Hong Kong Occupy activists deliver upbeat message at second anniversary rally
Lawmaker-elect Nathan Law says people are regaining their energy in fighting for democratic change
Yellow umbrellas, pro-democracy banners and street booths reappeared in Admiralty as about 1,000 people commemorated the second anniversary of the Occupy movement.
A rally was held on Tim Mei Avenue on Wednesday evening, and many leaders of the pro-democracy movement returned to the site protesters occupied for 79 days.
Benny Tai Yiu-ting, one of the trio who launched the Occupy Central campaign, told the crowd not to forget what brought them to Admiralty two years ago.
“Two years ago, we came here to fight for democracy in Hong Kong,” he said.
Tai noted that since the Legislative Council elections on September 4, in which several Occupy activists were elected, he could see hope for the future of Hong Kong’s pro-democracy movement.

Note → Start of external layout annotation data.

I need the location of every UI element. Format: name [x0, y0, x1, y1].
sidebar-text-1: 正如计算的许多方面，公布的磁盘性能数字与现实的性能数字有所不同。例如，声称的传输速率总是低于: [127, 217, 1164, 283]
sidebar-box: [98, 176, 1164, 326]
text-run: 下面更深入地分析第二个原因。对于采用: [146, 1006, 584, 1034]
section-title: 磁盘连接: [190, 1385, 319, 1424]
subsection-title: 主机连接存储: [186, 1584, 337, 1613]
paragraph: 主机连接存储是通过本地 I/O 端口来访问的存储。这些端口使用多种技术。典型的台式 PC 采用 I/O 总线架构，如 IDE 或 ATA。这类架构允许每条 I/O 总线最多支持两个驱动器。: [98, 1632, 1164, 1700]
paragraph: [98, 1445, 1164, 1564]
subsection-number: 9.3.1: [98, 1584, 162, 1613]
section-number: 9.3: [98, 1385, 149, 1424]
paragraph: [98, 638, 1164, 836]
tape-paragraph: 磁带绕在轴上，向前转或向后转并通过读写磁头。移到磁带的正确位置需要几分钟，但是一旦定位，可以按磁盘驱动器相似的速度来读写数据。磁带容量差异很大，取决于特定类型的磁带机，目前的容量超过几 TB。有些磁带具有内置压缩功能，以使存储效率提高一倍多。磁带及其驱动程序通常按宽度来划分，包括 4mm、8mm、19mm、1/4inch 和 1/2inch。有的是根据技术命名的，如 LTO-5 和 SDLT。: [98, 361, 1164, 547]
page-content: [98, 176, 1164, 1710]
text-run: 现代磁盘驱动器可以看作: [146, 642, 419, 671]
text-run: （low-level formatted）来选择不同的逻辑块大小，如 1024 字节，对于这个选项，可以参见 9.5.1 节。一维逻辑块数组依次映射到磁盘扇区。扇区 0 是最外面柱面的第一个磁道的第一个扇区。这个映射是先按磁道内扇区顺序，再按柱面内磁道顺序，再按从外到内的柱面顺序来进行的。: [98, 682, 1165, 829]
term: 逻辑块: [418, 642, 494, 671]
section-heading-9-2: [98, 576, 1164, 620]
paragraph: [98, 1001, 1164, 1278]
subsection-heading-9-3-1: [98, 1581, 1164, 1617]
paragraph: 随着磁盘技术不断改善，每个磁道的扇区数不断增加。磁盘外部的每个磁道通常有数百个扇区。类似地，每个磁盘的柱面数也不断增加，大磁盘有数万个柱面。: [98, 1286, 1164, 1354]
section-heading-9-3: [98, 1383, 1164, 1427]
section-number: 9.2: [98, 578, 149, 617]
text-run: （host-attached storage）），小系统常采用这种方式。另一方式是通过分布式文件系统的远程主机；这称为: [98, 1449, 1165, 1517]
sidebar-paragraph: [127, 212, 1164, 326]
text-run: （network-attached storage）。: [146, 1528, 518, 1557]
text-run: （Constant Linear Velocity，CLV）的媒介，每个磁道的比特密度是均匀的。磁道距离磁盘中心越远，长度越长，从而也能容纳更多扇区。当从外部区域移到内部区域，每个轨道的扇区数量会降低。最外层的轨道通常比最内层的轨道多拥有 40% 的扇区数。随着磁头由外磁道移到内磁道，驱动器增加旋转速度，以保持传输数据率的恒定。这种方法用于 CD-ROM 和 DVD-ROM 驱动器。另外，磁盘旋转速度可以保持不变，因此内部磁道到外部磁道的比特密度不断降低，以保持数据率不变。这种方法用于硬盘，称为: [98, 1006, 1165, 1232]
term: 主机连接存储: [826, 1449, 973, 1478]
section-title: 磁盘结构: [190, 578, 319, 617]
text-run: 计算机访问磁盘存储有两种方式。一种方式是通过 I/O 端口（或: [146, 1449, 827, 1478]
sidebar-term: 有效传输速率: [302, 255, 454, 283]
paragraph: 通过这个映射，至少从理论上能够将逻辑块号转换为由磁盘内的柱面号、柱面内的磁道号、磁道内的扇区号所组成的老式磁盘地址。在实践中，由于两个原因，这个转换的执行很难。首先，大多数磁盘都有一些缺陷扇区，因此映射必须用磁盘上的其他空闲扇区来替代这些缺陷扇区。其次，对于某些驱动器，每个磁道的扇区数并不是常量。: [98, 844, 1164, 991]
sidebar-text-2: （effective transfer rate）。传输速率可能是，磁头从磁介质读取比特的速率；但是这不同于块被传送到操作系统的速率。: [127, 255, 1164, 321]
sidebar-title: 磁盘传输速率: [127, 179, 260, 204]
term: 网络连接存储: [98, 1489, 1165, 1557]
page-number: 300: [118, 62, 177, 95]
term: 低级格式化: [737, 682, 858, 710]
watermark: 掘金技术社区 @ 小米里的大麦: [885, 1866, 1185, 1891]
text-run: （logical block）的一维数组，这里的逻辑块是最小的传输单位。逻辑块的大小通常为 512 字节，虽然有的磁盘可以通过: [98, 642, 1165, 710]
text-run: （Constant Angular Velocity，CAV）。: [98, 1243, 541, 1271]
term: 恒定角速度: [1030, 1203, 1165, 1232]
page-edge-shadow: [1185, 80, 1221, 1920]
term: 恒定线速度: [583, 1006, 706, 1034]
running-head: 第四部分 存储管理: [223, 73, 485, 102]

Another Occupy organiser, Dr Chan Kin-man, hit back at claims that the movement was a failure.
“Even if we cannot change the system immediately, if the movement provided more momentum for the fight for democracy, then it’s not a failure,” he said.
Demosisto’s Nathan Law Kwun-chung, one of the student leaders who was elected, said that since the first anniversary of the movement he had noticed that Hongkongers were regaining their confidence and energy in fighting for democratic change.
Student activist Joshua Wong Chi-fung called on participants not to give up the fight for democracy.
“We have experienced a lot of frustrations, but this does not mean we have to back down,” he said.
Amid the speeches, some activists also printed T-shirts and made handicrafts that symbolised the movement.
At 5.58pm, participants marked the moment riot police fired tear gas at protesters with a three-minute silence.
Tsoi Yee-chun, a 16-year-old student, said he came to the rally with hopes of encouraging more Hongkongers to speak out against injustice in the city.
“I also came to reflect on how we can build a more equal society,” he said.
Wong Wai-kwan, 35, said he felt the nature of political discussions in Hong Kong had improved since the Occupy movement.
The social worker had brought his daughter, who was born during the civil disobedience movement.
“My biggest wish is for my daughter to have real universal suffrage when she grows up,” he said.
Earlier on Wednesday morning, League of Social Democrats member Tsang Kin-shing said his group had placed a six-metre-long yellow banner bearing the familiar Hong Kong slogan “I want real universal suffrage” on the hillside opposite Lei Ye House on the Lei Yue Mun estate. But firemen quickly took it down.